The skin prick test is considered a reliable method for identifying allergies. Usually performed on the upper back or inner forearm, it yields same-day results. The test site is cleaned with alcohol before small markings are drawn on the skin; a drop of allergen extract is applied to each marked area, and tiny lancets that barely penetrate the skin surface are used to introduce a very small amount of the allergens into the skin. Not to worry, there’s no blood or pain involved!

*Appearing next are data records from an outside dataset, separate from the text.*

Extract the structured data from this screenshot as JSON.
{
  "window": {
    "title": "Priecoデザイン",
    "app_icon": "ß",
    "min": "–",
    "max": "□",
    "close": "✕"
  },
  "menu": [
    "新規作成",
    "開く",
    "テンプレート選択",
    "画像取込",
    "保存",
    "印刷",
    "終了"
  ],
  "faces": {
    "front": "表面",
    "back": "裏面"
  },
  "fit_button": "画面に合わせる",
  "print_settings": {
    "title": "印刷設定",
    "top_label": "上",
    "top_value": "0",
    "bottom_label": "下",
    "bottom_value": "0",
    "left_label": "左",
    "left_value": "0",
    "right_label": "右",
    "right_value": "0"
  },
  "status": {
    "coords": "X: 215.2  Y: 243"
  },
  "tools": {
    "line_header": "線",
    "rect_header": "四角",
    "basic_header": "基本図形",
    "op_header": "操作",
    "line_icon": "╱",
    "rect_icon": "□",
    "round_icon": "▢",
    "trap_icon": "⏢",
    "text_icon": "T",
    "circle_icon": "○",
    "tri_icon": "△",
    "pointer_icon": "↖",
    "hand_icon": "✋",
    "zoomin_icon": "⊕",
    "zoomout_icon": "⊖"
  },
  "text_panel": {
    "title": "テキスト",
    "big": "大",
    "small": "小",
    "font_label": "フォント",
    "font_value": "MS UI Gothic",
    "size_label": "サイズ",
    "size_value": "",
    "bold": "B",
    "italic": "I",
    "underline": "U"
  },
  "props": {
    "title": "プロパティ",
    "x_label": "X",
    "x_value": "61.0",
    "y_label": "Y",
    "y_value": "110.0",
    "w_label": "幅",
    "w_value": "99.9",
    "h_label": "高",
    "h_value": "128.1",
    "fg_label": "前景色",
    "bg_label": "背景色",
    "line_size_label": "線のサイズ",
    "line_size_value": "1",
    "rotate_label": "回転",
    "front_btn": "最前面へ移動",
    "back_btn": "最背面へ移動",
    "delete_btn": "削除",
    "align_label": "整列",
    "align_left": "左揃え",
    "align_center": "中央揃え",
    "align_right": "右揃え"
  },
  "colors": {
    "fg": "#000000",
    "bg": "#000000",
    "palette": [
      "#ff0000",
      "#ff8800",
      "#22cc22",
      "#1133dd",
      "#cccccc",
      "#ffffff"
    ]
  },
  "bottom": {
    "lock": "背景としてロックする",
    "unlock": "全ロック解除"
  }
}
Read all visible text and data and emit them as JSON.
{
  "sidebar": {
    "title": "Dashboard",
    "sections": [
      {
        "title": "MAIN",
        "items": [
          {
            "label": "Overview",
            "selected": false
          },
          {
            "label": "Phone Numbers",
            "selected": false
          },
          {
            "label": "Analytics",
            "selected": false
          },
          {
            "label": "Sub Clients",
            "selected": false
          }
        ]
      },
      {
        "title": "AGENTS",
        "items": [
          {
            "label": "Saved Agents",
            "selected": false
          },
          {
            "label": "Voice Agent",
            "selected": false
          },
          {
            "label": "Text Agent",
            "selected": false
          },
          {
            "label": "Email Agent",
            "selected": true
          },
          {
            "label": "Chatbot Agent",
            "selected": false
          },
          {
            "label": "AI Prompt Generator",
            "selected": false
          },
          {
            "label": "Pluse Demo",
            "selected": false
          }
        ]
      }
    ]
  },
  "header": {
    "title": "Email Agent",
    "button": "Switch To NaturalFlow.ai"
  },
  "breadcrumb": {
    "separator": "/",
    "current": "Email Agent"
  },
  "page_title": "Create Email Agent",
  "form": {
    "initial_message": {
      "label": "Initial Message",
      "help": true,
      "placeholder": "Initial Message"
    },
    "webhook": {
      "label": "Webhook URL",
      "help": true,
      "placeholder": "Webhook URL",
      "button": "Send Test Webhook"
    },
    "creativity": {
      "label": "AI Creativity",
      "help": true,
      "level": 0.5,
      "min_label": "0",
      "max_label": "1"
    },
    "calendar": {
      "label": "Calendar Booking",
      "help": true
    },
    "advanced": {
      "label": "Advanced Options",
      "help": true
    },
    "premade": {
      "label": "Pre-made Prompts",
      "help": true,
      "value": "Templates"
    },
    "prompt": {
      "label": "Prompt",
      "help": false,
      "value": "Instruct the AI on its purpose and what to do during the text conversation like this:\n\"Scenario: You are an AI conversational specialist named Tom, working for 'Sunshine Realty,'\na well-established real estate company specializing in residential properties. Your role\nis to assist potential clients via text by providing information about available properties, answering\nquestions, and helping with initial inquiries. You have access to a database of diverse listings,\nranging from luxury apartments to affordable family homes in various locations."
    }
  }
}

Once the test is complete (around 15 to 20 minutes), the patient’s skin is observed for specific reactions, which appear as red, raised and itchy bumps that look like mosquito bites. The bump’s size is then measured to confirm the allergic reaction, says Dr Loh.
While the skin prick test can be slightly more accurate than a blood test, Dr Loh says the tested allergens are limited mostly to more common ones – pet dander, mould, pollen and dust mites, for instance. More obscure allergies might need to be identified through a blood test.
The skin prick test is also not recommended for patients with severe allergic reactions, histories of anaphylaxis, certain skin conditions, or those using certain medications like antihistamines or antidepressants. Blood tests should also be considered in those cases, and for adults with existing heart or medical problems, says Dr Loh.
A comprehensive blood test can test for anything from guinea pig and honeybee venom reactions to strawberry, squid and hazelnut allergies. Results typically take around one week, after which the patient can discuss appropriate allergy management with their doctor.